It can often be difficult for older people to find a financial product they can invest in and that can give a good return on their savings. For this reason, National Savings and Investments recently introduced a guaranteed growth bond for people in the UK aged 65 or over. The bond has already proved hugely popular, so much so that once it was launched the website crashed due to the high demand but what are the main advantages and disadvantages of the product? This article will highlight some of the pros and cons.


High Interest

The main advantage is the increased rate of interest that it offers. People investing in this type of bond will receive 2.8% gross if they leave their money in the account for a one-year term or an enhanced rate of 4.0% gross if the money is left in the account for three years.

Low Investment

To invest in a bond, a saver will need at least £500 and it must be paid in as a lump sum. This is a lower investment than required for some bonds; others require an investment of at least a £1000.

Fixed Rate

Interest is paid at a fixed rate so the investor knows exactly how much they will get at the end of the term, whereas with a variable rate bond, there is no way of knowing whether or not the investment will go up or down.

Extra Income

A Pensioner Guaranteed Growth Bond can provide an extra income, but the extra interest earned won’t be available until maturity.

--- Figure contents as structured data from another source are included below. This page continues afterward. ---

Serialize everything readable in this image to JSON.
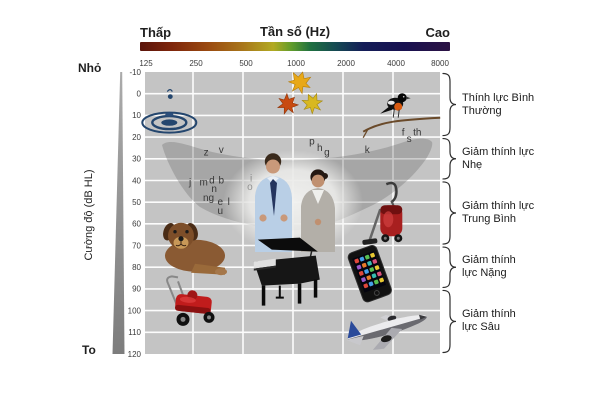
{
  "header": {
    "low_label": "Thấp",
    "axis_title": "Tần số (Hz)",
    "high_label": "Cao"
  },
  "left_axis": {
    "title": "Cường độ (dB HL)",
    "top_label": "Nhỏ",
    "bottom_label": "To"
  },
  "colors": {
    "plot_bg": "#c4c4c4",
    "grid": "#ffffff",
    "speech_banana": "rgba(105,105,105,0.33)",
    "gradient_stops": [
      "#5a140b 0%",
      "#7e250b 10%",
      "#9a4a10 22%",
      "#a8751a 33%",
      "#b2aa22 43%",
      "#5f9c2c 49%",
      "#1f7040 55%",
      "#154a52 63%",
      "#141d58 72%",
      "#181150 85%",
      "#2c1244 100%"
    ]
  },
  "chart_data": {
    "type": "scatter",
    "title": "Tần số (Hz)",
    "xlabel": "Tần số (Hz)",
    "ylabel": "Cường độ (dB HL)",
    "x_axis": {
      "scale": "log2",
      "ticks": [
        125,
        250,
        500,
        1000,
        2000,
        4000,
        8000
      ],
      "unit": "Hz"
    },
    "y_axis": {
      "ticks": [
        -10,
        0,
        10,
        20,
        30,
        40,
        50,
        60,
        70,
        80,
        90,
        100,
        110,
        120
      ],
      "unit": "dB HL",
      "range": [
        -10,
        120
      ],
      "inverted": true
    },
    "grid": true,
    "speech_banana_letters": [
      {
        "ch": "z",
        "f": 300,
        "db": 27
      },
      {
        "ch": "v",
        "f": 370,
        "db": 26
      },
      {
        "ch": "j",
        "f": 240,
        "db": 41
      },
      {
        "ch": "m",
        "f": 290,
        "db": 41
      },
      {
        "ch": "d",
        "f": 325,
        "db": 40
      },
      {
        "ch": "b",
        "f": 370,
        "db": 40
      },
      {
        "ch": "n",
        "f": 335,
        "db": 44
      },
      {
        "ch": "ng",
        "f": 310,
        "db": 48
      },
      {
        "ch": "e",
        "f": 365,
        "db": 50
      },
      {
        "ch": "l",
        "f": 410,
        "db": 50
      },
      {
        "ch": "u",
        "f": 365,
        "db": 54
      },
      {
        "ch": "i",
        "f": 560,
        "db": 39,
        "faint": true
      },
      {
        "ch": "o",
        "f": 550,
        "db": 43,
        "faint": true
      },
      {
        "ch": "p",
        "f": 1300,
        "db": 22
      },
      {
        "ch": "h",
        "f": 1450,
        "db": 25
      },
      {
        "ch": "g",
        "f": 1600,
        "db": 27
      },
      {
        "ch": "k",
        "f": 2800,
        "db": 26
      },
      {
        "ch": "f",
        "f": 4600,
        "db": 18
      },
      {
        "ch": "s",
        "f": 5000,
        "db": 21
      },
      {
        "ch": "th",
        "f": 5600,
        "db": 18
      }
    ],
    "sounds": [
      {
        "name": "water-drop",
        "f": 180,
        "db": 11
      },
      {
        "name": "falling-leaves",
        "f": 1150,
        "db": 0
      },
      {
        "name": "bird",
        "f": 4300,
        "db": 6
      },
      {
        "name": "conversation",
        "f": 1000,
        "db": 49
      },
      {
        "name": "dog",
        "f": 250,
        "db": 71
      },
      {
        "name": "vacuum-cleaner",
        "f": 3800,
        "db": 56
      },
      {
        "name": "piano",
        "f": 930,
        "db": 82
      },
      {
        "name": "smartphone",
        "f": 2900,
        "db": 83
      },
      {
        "name": "lawnmower",
        "f": 250,
        "db": 99
      },
      {
        "name": "airplane",
        "f": 3700,
        "db": 108
      }
    ],
    "hearing_levels": [
      {
        "lines": [
          "Thính lực Bình",
          "Thường"
        ],
        "db_min": -10,
        "db_max": 20
      },
      {
        "lines": [
          "Giảm thính lực",
          "Nhẹ"
        ],
        "db_min": 20,
        "db_max": 40
      },
      {
        "lines": [
          "Giảm thính lực",
          "Trung Bình"
        ],
        "db_min": 40,
        "db_max": 70
      },
      {
        "lines": [
          "Giảm thính",
          "lực Nặng"
        ],
        "db_min": 70,
        "db_max": 90
      },
      {
        "lines": [
          "Giảm thính",
          "lực Sâu"
        ],
        "db_min": 90,
        "db_max": 120
      }
    ]
  }
}
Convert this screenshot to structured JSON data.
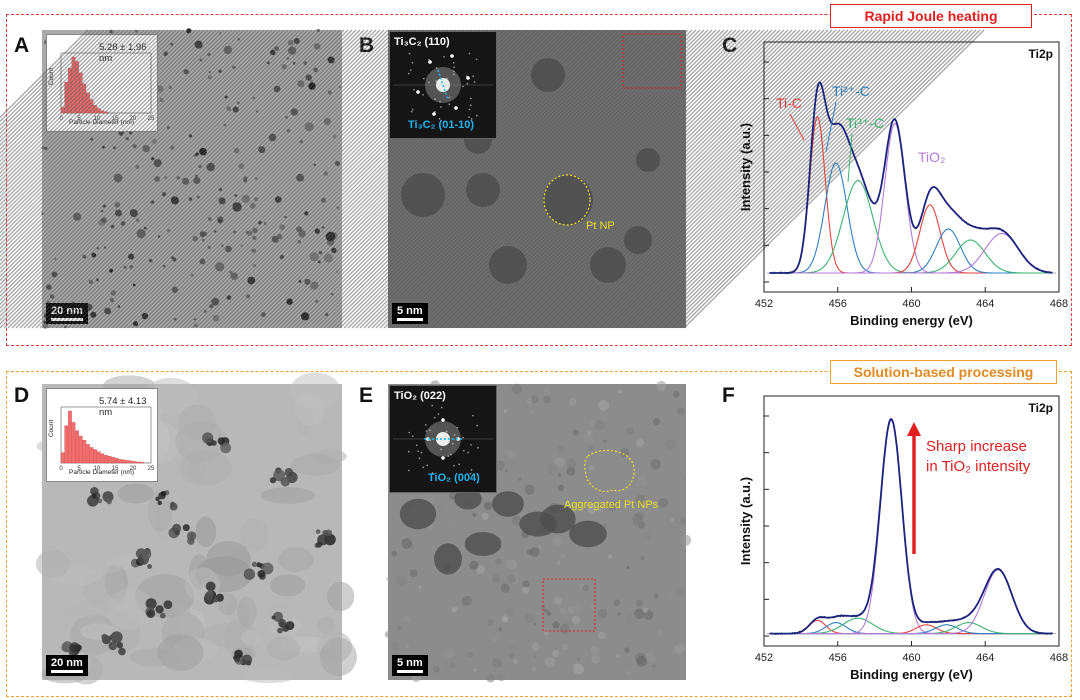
{
  "sections": {
    "top_label": "Rapid Joule heating",
    "bottom_label": "Solution-based processing",
    "top_color": "#e02020",
    "bottom_color": "#f0a030"
  },
  "panels": {
    "A": {
      "label": "A",
      "scale": "20 nm",
      "inset_stat": "5.28 ± 1.96 nm",
      "inset_xlabel": "Particle Diameter (nm)",
      "inset_ylabel": "Count",
      "inset_ticks": [
        "0",
        "5",
        "10",
        "15",
        "20",
        "25"
      ]
    },
    "B": {
      "label": "B",
      "scale": "5 nm",
      "fft_title": "Ti₃C₂ (110)",
      "fft_sub": "Ti₃C₂ (01-10)",
      "np_label": "Pt NP"
    },
    "C": {
      "label": "C"
    },
    "D": {
      "label": "D",
      "scale": "20 nm",
      "inset_stat": "5.74 ± 4.13 nm",
      "inset_xlabel": "Particle Diameter (nm)",
      "inset_ylabel": "Count",
      "inset_ticks": [
        "0",
        "5",
        "10",
        "15",
        "20",
        "25"
      ]
    },
    "E": {
      "label": "E",
      "scale": "5 nm",
      "fft_title": "TiO₂ (022)",
      "fft_sub": "TiO₂ (004)",
      "np_label": "Aggregated Pt NPs"
    },
    "F": {
      "label": "F"
    }
  },
  "histograms": {
    "A": {
      "bins_nm": [
        1,
        2,
        3,
        4,
        5,
        6,
        7,
        8,
        9,
        10,
        11,
        12,
        13
      ],
      "counts": [
        0.1,
        0.55,
        0.8,
        1.0,
        0.92,
        0.72,
        0.52,
        0.36,
        0.24,
        0.14,
        0.08,
        0.04,
        0.02
      ]
    },
    "D": {
      "bins_nm": [
        1,
        2,
        3,
        4,
        5,
        6,
        7,
        8,
        9,
        10,
        11,
        12,
        13,
        14,
        15,
        16,
        17,
        18,
        19,
        20,
        21,
        22,
        23
      ],
      "counts": [
        0.2,
        0.72,
        1.0,
        0.78,
        0.62,
        0.52,
        0.44,
        0.36,
        0.3,
        0.26,
        0.22,
        0.18,
        0.15,
        0.13,
        0.11,
        0.09,
        0.07,
        0.06,
        0.05,
        0.04,
        0.03,
        0.02,
        0.02
      ]
    }
  },
  "chart_data": [
    {
      "type": "line",
      "panel": "C",
      "title": "Ti2p",
      "xlabel": "Binding energy (eV)",
      "ylabel": "Intensity (a.u.)",
      "xlim": [
        452,
        468
      ],
      "x_ticks": [
        452,
        456,
        460,
        464,
        468
      ],
      "background": 0.05,
      "components": [
        {
          "name": "Ti-C",
          "color": "#e8423c",
          "center": 454.9,
          "height": 0.71,
          "sigma": 0.42,
          "label_color": "#e8423c"
        },
        {
          "name": "Ti²⁺-C",
          "color": "#2d7fc1",
          "center": 455.9,
          "height": 0.5,
          "sigma": 0.6,
          "label_color": "#2d7fc1"
        },
        {
          "name": "Ti³⁺-C",
          "color": "#3cb371",
          "center": 457.1,
          "height": 0.42,
          "sigma": 0.8,
          "label_color": "#3cb371"
        },
        {
          "name": "TiO₂",
          "color": "#b57ad9",
          "center": 459.1,
          "height": 0.68,
          "sigma": 0.55,
          "label_color": "#b57ad9"
        },
        {
          "name": "",
          "color": "#e8423c",
          "center": 461.0,
          "height": 0.31,
          "sigma": 0.55
        },
        {
          "name": "",
          "color": "#2d7fc1",
          "center": 462.0,
          "height": 0.2,
          "sigma": 0.65
        },
        {
          "name": "",
          "color": "#3cb371",
          "center": 463.2,
          "height": 0.15,
          "sigma": 0.8
        },
        {
          "name": "",
          "color": "#b57ad9",
          "center": 464.9,
          "height": 0.18,
          "sigma": 0.9
        }
      ],
      "envelope_color": "#1a237e"
    },
    {
      "type": "line",
      "panel": "F",
      "title": "Ti2p",
      "xlabel": "Binding energy (eV)",
      "ylabel": "Intensity (a.u.)",
      "xlim": [
        452,
        468
      ],
      "x_ticks": [
        452,
        456,
        460,
        464,
        468
      ],
      "background": 0.02,
      "annotation": [
        "Sharp increase",
        "in TiO₂ intensity"
      ],
      "annotation_color": "#e02020",
      "components": [
        {
          "name": "",
          "color": "#e8423c",
          "center": 454.9,
          "height": 0.06,
          "sigma": 0.45
        },
        {
          "name": "",
          "color": "#2d7fc1",
          "center": 455.9,
          "height": 0.05,
          "sigma": 0.55
        },
        {
          "name": "",
          "color": "#3cb371",
          "center": 457.1,
          "height": 0.07,
          "sigma": 0.8
        },
        {
          "name": "",
          "color": "#b57ad9",
          "center": 458.9,
          "height": 0.97,
          "sigma": 0.58
        },
        {
          "name": "",
          "color": "#e8423c",
          "center": 460.8,
          "height": 0.04,
          "sigma": 0.55
        },
        {
          "name": "",
          "color": "#2d7fc1",
          "center": 461.9,
          "height": 0.04,
          "sigma": 0.6
        },
        {
          "name": "",
          "color": "#3cb371",
          "center": 463.1,
          "height": 0.05,
          "sigma": 0.7
        },
        {
          "name": "",
          "color": "#b57ad9",
          "center": 464.7,
          "height": 0.29,
          "sigma": 0.75
        }
      ],
      "envelope_color": "#1a237e"
    }
  ]
}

While the money can be withdrawn early if an individual wishes to, there will be a penalty for doing this. This could prove to be costly as the investor would lose 90 days’ worth of interest if they wish to get their money out early.

Interest paid on maturity

Another disadvantage of the Pensioner Guaranteed Growth Bond is the interest is only paid on maturity. For this reason the bond would not be suitable for someone that wants to use it as a way of earning an additional monthly income.

Tax Implications

An important aspect to consider is the tax implications. Unlike ISA’s, the interest earned on a Guaranteed Growth Bond is taxable, which means that the money will have to be declared to the HMRC.

Fixed Rate

Although the fixed rate of interest is beneficial for many people, if the interest rates change the investor will remain locked in at the same rate as when they first opened the account, meaning they will miss out on the enhanced interest rates.